Today I am hosting fellow Crooked Cat author Heidi Catherine, who’s here to talk about her Soulweaver trilogy of fantasy romances (of which the second book, The Truthseeker, was published on 19 March). Welcome, Heidi. I’m looking forward to hearing about the background to your trilogy….
Past lives and loves
A few years ago, I had a crazy idea to write a love story about life after death. I’m not especially spiritual, religious or even all that weird. I’m just a regular Australian mother of two boys, who’s occasionally wondered about what happens to us after we die. Where do we go? Are we reborn? Would it be possible to recognise the soul of someone we loved in a time gone by?
I really like the idea that there’s more to life than the here and now, even if it’s impossible for any of us to know exactly what that is. The story I ended up writing turned into a trilogy of books about reincarnation and loving the same souls over many lifetimes.
I was raised a Catholic and didn’t know an awful lot about reincarnation when I started the first book, although I saw this as a positive. After all, it is a work of fiction! I purposely stopped myself from researching the topic as I felt strongly that the world I created needed to be pure imagination and not restricted by any religious ideas. Curiously, a few reviewers have said that the book relies heavily on Hindu teachings – a religion I know very little about. I wonder now if perhaps I was Hindu in my past life… but that’s another story!
In The Soulweaver, we see three souls drawn to each other in ways they can’t explain. Lin spends her life feeling like she doesn’t belong, not realising it’s because she’s held onto memories of her past life as a girl who lived on the edge of a forest. Things start to get really interesting when she begins to remember the boy she was in love with– a boy who has grown into a man who still mourns her untimely death.

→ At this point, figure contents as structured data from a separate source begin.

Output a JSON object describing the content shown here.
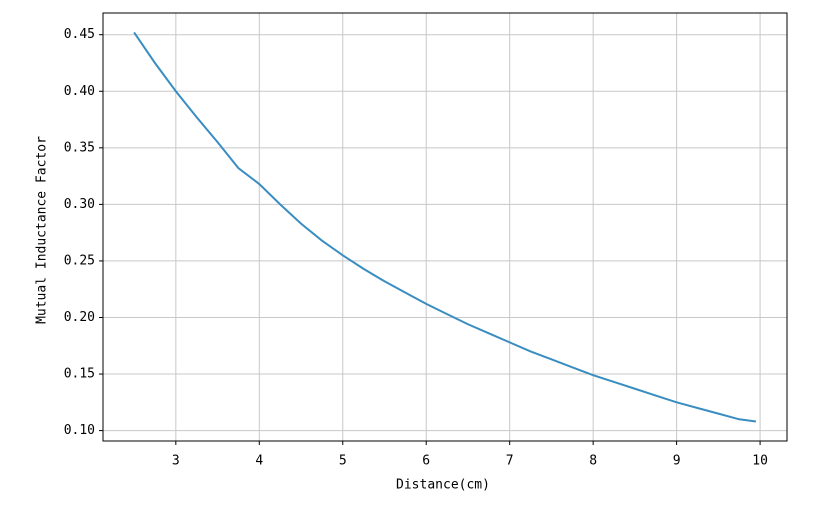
{
  "chart_data": {
    "type": "line",
    "x_label": "Distance(cm)",
    "y_label": "Mutual Inductance Factor",
    "x": [
      2.5,
      2.75,
      3.0,
      3.25,
      3.5,
      3.75,
      4.0,
      4.25,
      4.5,
      4.75,
      5.0,
      5.25,
      5.5,
      5.75,
      6.0,
      6.25,
      6.5,
      6.75,
      7.0,
      7.25,
      7.5,
      7.75,
      8.0,
      8.25,
      8.5,
      8.75,
      9.0,
      9.25,
      9.5,
      9.75,
      9.95
    ],
    "series": [
      {
        "color": "#3a8dc1",
        "values": [
          0.452,
          0.425,
          0.4,
          0.377,
          0.355,
          0.332,
          0.318,
          0.3,
          0.283,
          0.268,
          0.255,
          0.243,
          0.232,
          0.222,
          0.212,
          0.203,
          0.194,
          0.186,
          0.178,
          0.17,
          0.163,
          0.156,
          0.149,
          0.143,
          0.137,
          0.131,
          0.125,
          0.12,
          0.115,
          0.11,
          0.108
        ]
      }
    ],
    "xlim": [
      2.1275,
      10.3225
    ],
    "ylim": [
      0.0908,
      0.4692
    ],
    "xticks": [
      3,
      4,
      5,
      6,
      7,
      8,
      9,
      10
    ],
    "yticks": [
      {
        "value": 0.1,
        "label": "0.10"
      },
      0.15,
      {
        "value": 0.2,
        "label": "0.20"
      },
      0.25,
      {
        "value": 0.3,
        "label": "0.30"
      },
      0.35,
      {
        "value": 0.4,
        "label": "0.40"
      },
      0.45
    ],
    "grid": true
  }
}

Here’s an excerpt of Lin as a young girl, trying to make sense of her world:
Lin looked out across the forest from her bedroom window, balancing her tiny frame on a stool. A possum scurried down the branch of a tree, making her laugh. She noticed the way the light fell on the highest branches, illuminating the leaves like torches. Other branches hung low with the weight of brightly coloured flowers that had burst into life, and small birds hopped along the forest floor searching for food to feed their young.
There was an abundance of beauty in nature. Lin felt so much a part of the forest, she was sure she must have roots of her own that had threaded their way deep into the earth.
‘You’ll wear out your legs standing on that stool,’ her father would tell her.
‘I’m watching over my forest, Ah-ba,’ she’d say.
‘Your forest is ugly.’ He’d smile, anticipating her response.
‘You are ugly.’
Her father would then lift her from the stool and tickle her until her sides ached from laughter.
Lin was born in Kowloon, Hong Kong, the only child of hardworking parents who ran a convenience store on one of the city’s many busy streets. They lived in an apartment building and from her bedroom window she had a view that unfolded for miles.
As a young girl, she thought of her city as a forest. The buildings were her trees. The colourful clothes on the washing lines that ringed the buildings were her flowers. The horns from the traffic were birds calling to each other, and she imagined the people below to be possums or wombats or wallabies. Her imagination supplied her with the view she longed to see and she’d spend hours staring out, lost in a world of her own creation.
She tried to share this world with her father, but where she saw a forest he saw the land for what it was – a city studded with concrete columns of life, stretching high into the sky.
As she grew older, her legs grew longer and she no longer needed the stool. She’d press her nose to the window and stare at her city. She noticed how people’s eyes remained focused on life at ground level, yet most of it was happening above their heads. Through the thin walls of her family’s apartment she could hear talking, laughing, crying and shouting. All evidence of lives being lived, relationships being forged and people growing and changing
She watched the people go about their day, and would wonder why she felt she didn’t belong. The pages of her sketchpad were filled with drawings of a forest she’d never seen and faces of people she’d never met. When she slept, she dreamt of bright lights, dark skies and a woman with golden hair. She’d wake, confused and sad. Did everyone dream like this?